Thomas Fabian, vice-prefeito da cidade de Leipzig, na Alemanha Oriental, diz que muitos lugares agora estão lutando porque resistiram a manter instalações para refugiados.

A criação de moradias temporárias – como muitos estão tendo que fazer agora – custa muito mais, disse ele.
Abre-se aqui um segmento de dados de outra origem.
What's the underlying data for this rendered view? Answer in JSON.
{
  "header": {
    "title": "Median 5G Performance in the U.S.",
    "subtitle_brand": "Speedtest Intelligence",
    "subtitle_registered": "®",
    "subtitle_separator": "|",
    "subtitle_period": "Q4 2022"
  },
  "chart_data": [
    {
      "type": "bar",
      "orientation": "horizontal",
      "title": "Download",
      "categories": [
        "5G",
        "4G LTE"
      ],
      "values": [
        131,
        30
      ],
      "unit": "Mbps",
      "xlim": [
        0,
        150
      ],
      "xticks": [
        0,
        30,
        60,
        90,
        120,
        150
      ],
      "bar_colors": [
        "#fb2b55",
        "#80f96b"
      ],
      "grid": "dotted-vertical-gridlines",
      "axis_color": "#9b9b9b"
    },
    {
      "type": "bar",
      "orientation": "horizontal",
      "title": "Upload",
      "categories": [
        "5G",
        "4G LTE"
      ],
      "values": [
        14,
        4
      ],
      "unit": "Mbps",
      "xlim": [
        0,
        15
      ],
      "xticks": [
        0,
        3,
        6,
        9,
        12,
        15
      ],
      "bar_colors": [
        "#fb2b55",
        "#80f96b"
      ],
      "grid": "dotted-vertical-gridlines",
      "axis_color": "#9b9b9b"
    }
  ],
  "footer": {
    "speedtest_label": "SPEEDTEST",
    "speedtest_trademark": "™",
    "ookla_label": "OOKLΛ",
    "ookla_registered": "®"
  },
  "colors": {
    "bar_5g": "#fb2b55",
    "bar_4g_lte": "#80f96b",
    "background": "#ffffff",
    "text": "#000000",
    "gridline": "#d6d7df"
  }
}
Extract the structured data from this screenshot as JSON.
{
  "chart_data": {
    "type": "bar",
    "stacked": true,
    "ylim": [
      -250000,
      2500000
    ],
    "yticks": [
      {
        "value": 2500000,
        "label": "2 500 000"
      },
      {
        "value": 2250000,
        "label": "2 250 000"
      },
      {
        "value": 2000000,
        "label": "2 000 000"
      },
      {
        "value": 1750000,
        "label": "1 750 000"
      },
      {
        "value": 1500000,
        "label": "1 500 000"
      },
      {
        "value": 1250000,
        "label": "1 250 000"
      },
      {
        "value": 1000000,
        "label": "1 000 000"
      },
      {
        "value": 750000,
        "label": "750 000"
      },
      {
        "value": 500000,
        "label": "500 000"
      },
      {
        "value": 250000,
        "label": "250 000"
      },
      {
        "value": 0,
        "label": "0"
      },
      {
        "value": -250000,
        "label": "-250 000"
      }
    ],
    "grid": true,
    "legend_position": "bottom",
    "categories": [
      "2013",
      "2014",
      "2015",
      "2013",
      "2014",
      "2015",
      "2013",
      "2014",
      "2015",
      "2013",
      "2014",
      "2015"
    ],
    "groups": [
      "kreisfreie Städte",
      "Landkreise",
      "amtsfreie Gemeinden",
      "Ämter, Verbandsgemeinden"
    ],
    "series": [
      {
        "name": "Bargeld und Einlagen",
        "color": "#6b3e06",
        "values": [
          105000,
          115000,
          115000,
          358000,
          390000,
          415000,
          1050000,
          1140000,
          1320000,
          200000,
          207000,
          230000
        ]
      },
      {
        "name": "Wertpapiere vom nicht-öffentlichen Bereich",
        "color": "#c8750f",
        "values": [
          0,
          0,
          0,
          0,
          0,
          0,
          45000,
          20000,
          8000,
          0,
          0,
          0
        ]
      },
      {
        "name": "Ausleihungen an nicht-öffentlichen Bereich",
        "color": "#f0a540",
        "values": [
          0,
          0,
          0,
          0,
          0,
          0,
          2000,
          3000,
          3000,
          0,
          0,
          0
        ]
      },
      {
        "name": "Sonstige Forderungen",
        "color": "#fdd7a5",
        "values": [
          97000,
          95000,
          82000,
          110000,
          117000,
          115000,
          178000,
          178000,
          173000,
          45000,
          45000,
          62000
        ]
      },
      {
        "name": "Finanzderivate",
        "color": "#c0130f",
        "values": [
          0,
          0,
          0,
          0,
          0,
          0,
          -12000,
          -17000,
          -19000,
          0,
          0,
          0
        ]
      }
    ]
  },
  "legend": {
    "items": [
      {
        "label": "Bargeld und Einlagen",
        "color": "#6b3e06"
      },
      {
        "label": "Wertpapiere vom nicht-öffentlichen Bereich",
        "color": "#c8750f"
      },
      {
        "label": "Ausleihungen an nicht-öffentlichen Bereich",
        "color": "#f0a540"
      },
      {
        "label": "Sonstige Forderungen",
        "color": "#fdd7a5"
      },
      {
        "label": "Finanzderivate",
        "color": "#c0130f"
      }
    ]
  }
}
Ele diz acreditar que os líderes na Alemanha e além devem aceitar que, entre guerras e mudanças climáticas, a migração faz parte da Europa.

“O problema não é que muitas pessoas vêm aqui”, disse ele. “O problema é que precisamos de um sistema de distribuição.”

Mesmo que as condições piorem para muitos, não há sinal de que a migração diminua.

Muitos requerentes de asilo recém-chegados entrevistados na Alemanha esperavam mais por vir – particularmente sírios que já encontraram refúgio na Turquia e agora dizem que estão enfrentando crescente hostilidade lá, incluindo ameaças de morte e agressões.

Os ucranianos também não acreditam que tensões ou condições mais duras impedirão que seus entes queridos se juntem a eles, especialmente se os combates se intensificarem e a Rússia continuar seu bombardeio de infraestrutura que pode deixar civis no frio.

“Dezenas de nossos amigos já são forçados a ficar em casa sem eletricidade por 20 horas de cada vez”, disse Sasha Kovtutskyi, que foi hospedado junto com sua esposa por uma família alemã em Munique enquanto procuravam por oito meses para encontrar sua própria casa. .

Tudo isso significa que, para funcionários públicos como a Sra. Gilis, da Fedasil da Bélgica, tornou-se uma corrida para o fundo do poço. “Agora você tem que escolher quem é o mais vulnerável entre os vulneráveis”, disse ela.

Matina Stevis-Gridneff contribuiu com relatórios de Bruxelas.